For the second time in the Hemy Neuman murder trial, the jury heard directly from the defendant about what happened in the days leading up to Nov. 2010, when Neuman killed Russell "Rusty" Sneiderman.
"I got my marching orders," Neuman told Dr. Pamela Crawford in a taped interview. "And that is, Rusty Sneiderman had to die."
Crawford is the forensic psychiatrist hired by the prosecution to evaluate the defendant.
Neuman, who has told the judge he will not take the stand in his own defense, was heard Friday morning on about 20 video clips from Crawford's jailhouse evaluation of him.
Neuman claims that he was visited by an angel and a demon and that he was told that the two children of his co-worker and love interest, Andrea Sneiderman, were his own children. Neuman also claimed that the apparitions told him the children needed to be protected from their father, Rusty.
Sneiderman was gunned down after dropping off his children at a Dunwoody daycare center. Neuman has pleaded not guilty by reason of insanity.
But Crawford testified that she believes Neuman's was faking mental illness. She found that he was performing well at work, was highly organized and showed no signs of odd, manic or delusional behavior.
She testified that Neuman knew the difference between right and wrong at the time of the killing.
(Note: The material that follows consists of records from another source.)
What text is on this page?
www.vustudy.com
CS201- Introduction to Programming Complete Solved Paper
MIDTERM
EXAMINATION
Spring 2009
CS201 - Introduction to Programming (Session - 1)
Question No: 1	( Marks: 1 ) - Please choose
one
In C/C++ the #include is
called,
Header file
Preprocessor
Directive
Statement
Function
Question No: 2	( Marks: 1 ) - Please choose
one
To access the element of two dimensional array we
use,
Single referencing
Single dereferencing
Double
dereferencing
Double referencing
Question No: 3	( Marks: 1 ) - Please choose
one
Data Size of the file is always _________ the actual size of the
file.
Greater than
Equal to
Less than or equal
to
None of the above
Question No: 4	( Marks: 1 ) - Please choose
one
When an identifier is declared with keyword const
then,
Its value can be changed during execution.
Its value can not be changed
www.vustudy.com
Testimony on Friday also included a second mental health expert who said that Neuman is sane, and two former co-workers at GE Energy Atlanta, who say that Neuman was a high-performing employee who never appeared delusional or manic.
During the taped interview, Neuman told Crawford that once he forms a plan to do something, that "I am a great, great executioner."
That statement drew a visible double-take from some of the jurors and others in the court gallery.
William Brickhouse, a forensic psychologist and the director of mental health at the DeKalb County Jail, said that he and his staff have observed and interacted with Neuman for more than a year. He testified that Neuman is sane, has been a model inmate, and has even used his bilingual skills to mediate disputes between other inmates.
But he has never displayed any sign of mental illness, or spoken of demons or angels.
"As an illness that is chronic in nature, it will present itself if they really have that disease," Brickhouse said.
He underwent a long cross examination by defense attorney Doug Peters who tried to underscore that if a person's delusion isn't touched upon directly, that person could appear normal.
The prosecution also put two of Neuman's former co-workers on the stand. His former boss, Eric Gephart, testified that Neuman was a high-performing employee who was being groomed for promotion. Gephart’s statements contradicted Neuman’s claim to Crawford that he got mediocre reviews at work.
Co-worker Richard Demanche refuted other parts of Neuman’s statements about his work life.
In one of the video segments viewed by the jury, Neuman told Crawford that in February 2010, a time when he claims he was depressed and visited by the demon, he walked away from a $10 million project at work and left it in Demanche’s hands.
Demanche testified that was not true and said he wasn't working with Neuman on the project.
It appears that prosecutors are trying to establish a pattern of lying by Neuman, including lying about work issues and his mental state.
The defense rested its case Thursday afternoon, and the trial is now in the rebuttal phase, allowing the prosecution to present additional evidence.
Neither side has made their legal strategies public and lawyers won’t release witness lists, though some witnesses remain under subpoena and could be called back to the stand.
Brickhouse is expected to return to the stand when court resumes at 9 a.m. Monday to undergo cross examination by the defense.